A common question that spouses often ask soon after committing to the idea that divorce is what’s best for them is what will become of their property during this process.
There’s no one-size-fits-all answer to this question due to each case being unique. There are, however, a few concepts that you may want to master that will aid you in gaining a clearer picture of what to expect.
A few factors affecting how property is viewed in Texas include:
Separate versus community property
One of the first concepts you’ll want to understand is the difference between separate and community property. The former is any property that two spouses brought into the marriage. Separate property can also refer to other ones that were explicitly gifted during the marriage, such as an inheritance or gift from your spouse.
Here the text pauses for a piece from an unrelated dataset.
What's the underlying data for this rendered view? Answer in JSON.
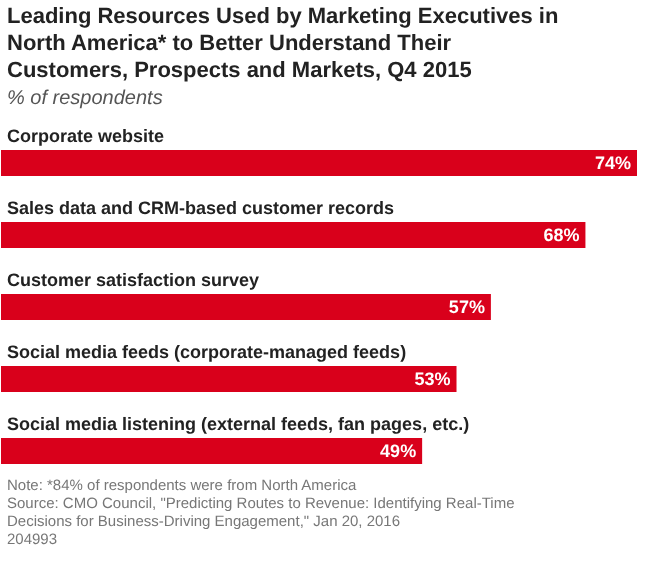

Any assets acquired by the couple jointly during the marriage are marital property (also called community property here in Texas).
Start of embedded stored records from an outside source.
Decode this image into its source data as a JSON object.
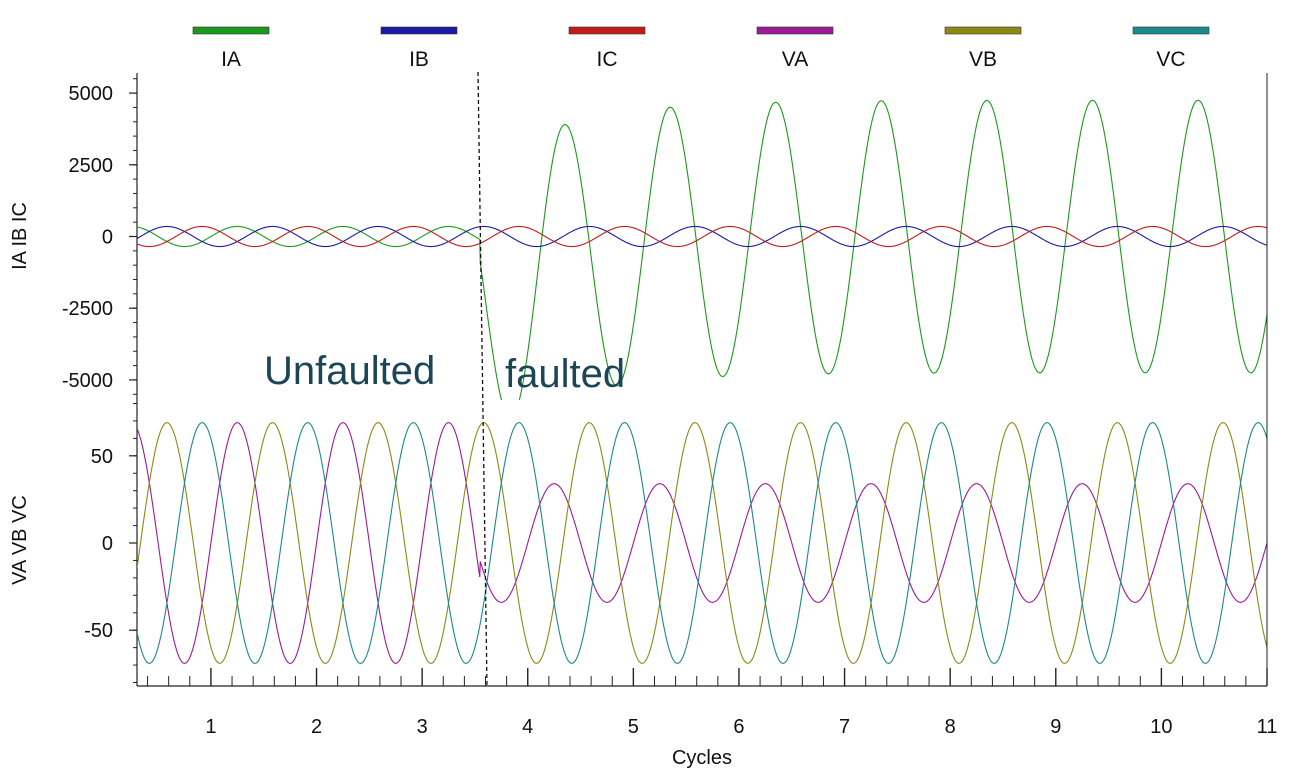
{
  "chart_data": {
    "type": "line",
    "xlabel": "Cycles",
    "xlim": [
      0.3,
      11
    ],
    "x_ticks": [
      1,
      2,
      3,
      4,
      5,
      6,
      7,
      8,
      9,
      10,
      11
    ],
    "fault_time": 3.55,
    "annotations": [
      "Unfaulted",
      "faulted"
    ],
    "legend": [
      {
        "name": "IA",
        "color": "#1a9a1a"
      },
      {
        "name": "IB",
        "color": "#1a1aa6"
      },
      {
        "name": "IC",
        "color": "#c41a1a"
      },
      {
        "name": "VA",
        "color": "#9a1a9a"
      },
      {
        "name": "VB",
        "color": "#8c8a14"
      },
      {
        "name": "VC",
        "color": "#1a8a8a"
      }
    ],
    "panels": [
      {
        "ylabel": "IA IB IC",
        "ylim": [
          -5700,
          5700
        ],
        "y_ticks": [
          5000,
          2500,
          0,
          -2500,
          -5000
        ],
        "series": [
          {
            "name": "IA",
            "color": "#1a9a1a",
            "pre_amplitude": 350,
            "pre_phase_deg": 0,
            "post_amplitude": 4750,
            "post_phase_deg": -35,
            "dc_offset": -2300,
            "dc_decay_cycles": 0.8
          },
          {
            "name": "IB",
            "color": "#1a1aa6",
            "pre_amplitude": 350,
            "pre_phase_deg": -120,
            "post_amplitude": 350,
            "post_phase_deg": -120
          },
          {
            "name": "IC",
            "color": "#c41a1a",
            "pre_amplitude": 350,
            "pre_phase_deg": 120,
            "post_amplitude": 350,
            "post_phase_deg": 120
          }
        ]
      },
      {
        "ylabel": "VA VB VC",
        "ylim": [
          -82,
          82
        ],
        "y_ticks": [
          50,
          0,
          -50
        ],
        "series": [
          {
            "name": "VA",
            "color": "#9a1a9a",
            "pre_amplitude": 69,
            "pre_phase_deg": 0,
            "post_amplitude": 34,
            "post_phase_deg": 0
          },
          {
            "name": "VB",
            "color": "#8c8a14",
            "pre_amplitude": 69,
            "pre_phase_deg": -120,
            "post_amplitude": 69,
            "post_phase_deg": -120
          },
          {
            "name": "VC",
            "color": "#1a8a8a",
            "pre_amplitude": 69,
            "pre_phase_deg": 120,
            "post_amplitude": 69,
            "post_phase_deg": 120
          }
        ]
      }
    ]
  }
}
What it means to be a community property state
Most of the assets you acquire from your marriage onward in states like Texas generally qualify as community property. This property is generally equally divisible between you and your spouse when you divorce unless it’s covered by a prenuptial or postnuptial agreement.
When conflict may arise in sorting out property division matters
Contention may arise as divorcing couples try to reach a settlement on property division. Sorting out what is separate and community property can prove challenging. The concept of commingling is often to blame.
Commingling involves making separate assets available to your spouse. Or, it can also mean taking funds that were just yours and using them to pay household bills. Any assets that have been mixed like this are subject to being divided in half like any other marital asset.
When you hear that asset division took a contentious turn in a community property state like Texas, it often has to do with the discovery of hidden or commingled assets. If you’re dealing with a similar scenario, you’ll want to put up an aggressive fight to secure the property to which you feel entitled.